T.G.I. Friday’s is losing its flair. In place of the casual-dining restaurant’s traditional, signature look—a little bit Antiques Roadshow, a little bit Hoarders—the chain announced earlier this year that it would be adopting a new, modernized aesthetic: blond wood, clean lines, bright-but-soft lighting. In appearance, decidedly sleek; in vibe, decidedly Upscale Cafeteria.
In that, Fridays’ is going to be looking a lot like … Applebee’s, which recently announced a similar update to its front-of-the-house situation. And Chili’s. And Ruby Tuesday. And Olive Garden. And also like fast-food chains, which are, like their up-market competitors, embracing the strategically pared-down style that you might call “high meh-dern”: McDonald’s recently unveiled a series of new “design concepts” for its stores, all of them replacing the chain’s signature primary-colored formica with, yep ... blond wood, clean lines, and bright-but-soft lighting. Burger King has been giving its restaurants similar facelifts. So has Wendy’s. And Arby’s. And KFC. And Taco Bell.

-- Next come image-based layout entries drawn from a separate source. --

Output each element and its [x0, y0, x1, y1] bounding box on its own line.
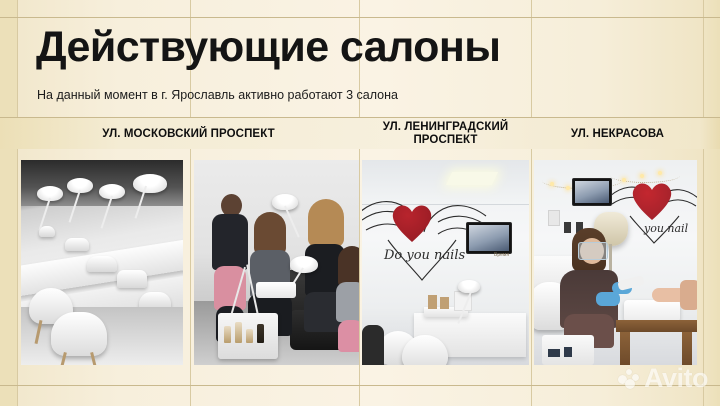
grid-line-vertical-3 [531, 0, 532, 406]
column-header-moskovsky: УЛ. МОСКОВСКИЙ ПРОСПЕКТ [18, 119, 359, 149]
mural-text-do-you-nails: Do you nails [384, 248, 465, 263]
salon-photo-moskovsky-clients [194, 160, 359, 365]
page-title: Действующие салоны [36, 26, 500, 69]
presentation-slide: Действующие салоны На данный момент в г.… [0, 0, 720, 406]
grid-line-horizontal-bottom [0, 385, 720, 386]
grid-line-vertical-right [703, 0, 704, 406]
salon-photo-moskovsky-tables [21, 160, 183, 365]
wall-tv [466, 222, 512, 254]
person-figure [336, 246, 359, 350]
column-header-leningradsky: УЛ. ЛЕНИНГРАДСКИЙ ПРОСПЕКТ [360, 119, 531, 149]
grid-line-vertical-left [17, 0, 18, 406]
salon-photo-leningradsky-room: Do you nails Время [362, 160, 529, 365]
person-figure [558, 228, 620, 348]
mural-text-you-nail: you nail [644, 222, 688, 235]
grid-line-horizontal-top [0, 17, 720, 18]
salon-photo-nekrasova-manicure: you nail [534, 160, 697, 365]
wall-tv [572, 178, 612, 206]
page-subtitle: На данный момент в г. Ярославль активно … [37, 88, 398, 102]
column-header-nekrasova: УЛ. НЕКРАСОВА [532, 119, 703, 149]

The chains are taking a cue, it seems, from the popularity—which is also to say, from their perspective, the threat—of Chipotle and Panera and Shake Shack and their fellow establishments: fast-casual spots whose designs tend to de-emphasize design itself. Whether they seat their guests upon pleather banquettes or faux-industrial stools, these newly popular restaurants feature very little in the way of wall art or table art or strategic whimsy. And the casual dining segment, tired of losing market share to them, is now following their lead.